Curious. I just tested it on two of my Gentoo boxes. added myself to the cron group (gpasswd -a <my username> cron), then as my regular user ran "crontab -e" and entered

*/5 * * * * /usr/bin/mutt [EMAIL PROTECTED] -s 'test from user'

Just to get it to email me every five minutes, which it is. I've also got an empty cron.deny with no cron.allow (and am also using vixie cron). I'm going to try to debug this with you, so just to throw a couple of things out there:

1) Are you editing the users crontab directly or are you using "crontab -e" ? Using the builtin crontab edit will catch errors which would prevent execution...

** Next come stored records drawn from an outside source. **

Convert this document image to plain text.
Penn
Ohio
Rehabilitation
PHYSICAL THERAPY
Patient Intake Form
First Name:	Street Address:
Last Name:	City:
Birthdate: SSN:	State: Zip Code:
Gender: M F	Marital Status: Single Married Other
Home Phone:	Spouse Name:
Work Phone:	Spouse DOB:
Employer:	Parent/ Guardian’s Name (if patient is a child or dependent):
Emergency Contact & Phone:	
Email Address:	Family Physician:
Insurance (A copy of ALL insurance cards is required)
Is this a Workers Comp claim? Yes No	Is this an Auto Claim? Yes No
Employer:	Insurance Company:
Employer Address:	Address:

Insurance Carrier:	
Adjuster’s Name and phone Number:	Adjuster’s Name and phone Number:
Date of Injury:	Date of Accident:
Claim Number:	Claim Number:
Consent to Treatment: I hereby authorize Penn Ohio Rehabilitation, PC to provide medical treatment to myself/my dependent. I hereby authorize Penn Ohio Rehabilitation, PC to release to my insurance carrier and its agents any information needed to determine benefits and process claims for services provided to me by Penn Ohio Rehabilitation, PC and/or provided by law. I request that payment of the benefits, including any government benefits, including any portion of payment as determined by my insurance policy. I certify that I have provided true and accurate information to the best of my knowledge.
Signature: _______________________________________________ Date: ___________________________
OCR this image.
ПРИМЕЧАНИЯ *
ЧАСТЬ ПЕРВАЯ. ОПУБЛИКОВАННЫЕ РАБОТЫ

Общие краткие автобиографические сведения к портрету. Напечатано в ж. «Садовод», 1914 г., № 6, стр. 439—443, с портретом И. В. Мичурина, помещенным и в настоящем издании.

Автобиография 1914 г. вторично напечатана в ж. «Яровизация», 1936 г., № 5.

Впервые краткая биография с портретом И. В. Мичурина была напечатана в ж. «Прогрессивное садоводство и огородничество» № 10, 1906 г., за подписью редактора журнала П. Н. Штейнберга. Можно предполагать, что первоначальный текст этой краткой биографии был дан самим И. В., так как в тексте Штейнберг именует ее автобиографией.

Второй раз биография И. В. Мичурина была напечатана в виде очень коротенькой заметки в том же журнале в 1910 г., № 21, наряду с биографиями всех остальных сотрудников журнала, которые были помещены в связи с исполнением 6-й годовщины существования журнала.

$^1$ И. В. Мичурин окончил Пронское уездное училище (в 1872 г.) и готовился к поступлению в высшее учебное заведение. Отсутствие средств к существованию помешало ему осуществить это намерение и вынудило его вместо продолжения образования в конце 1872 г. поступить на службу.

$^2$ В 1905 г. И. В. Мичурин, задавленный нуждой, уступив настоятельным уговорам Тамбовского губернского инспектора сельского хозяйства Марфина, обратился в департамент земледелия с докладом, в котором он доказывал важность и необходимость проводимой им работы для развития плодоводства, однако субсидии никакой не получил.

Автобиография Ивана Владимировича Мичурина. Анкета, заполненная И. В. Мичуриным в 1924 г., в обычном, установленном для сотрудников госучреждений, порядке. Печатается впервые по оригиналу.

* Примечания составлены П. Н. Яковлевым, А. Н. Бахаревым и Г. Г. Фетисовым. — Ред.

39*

2) Check your appropriate log file (I use sysklogd), so something like tail -f /var/log/syslog might reveal something of interest.

Let me know.

Thomas T. Veldhouse wrote:
Chad Feller wrote:
I haven't tried this on gentoo, but in general, and on other linux distros:

from crontab(1):

If the cron.allow file exists, then you must be listed therein in order to be allowed to use this command. If the cron.allow file does not exist but the cron.deny file does exist, then you must not be listed in the cron.deny file in order to use this command. If neither of these files exists, only the super user will be allowed to use this command.

Let me know if gentoo adheres to that also.

cron.allow does not exist and cron.deny does exist, but no users are in it. Cron SHOULD be working.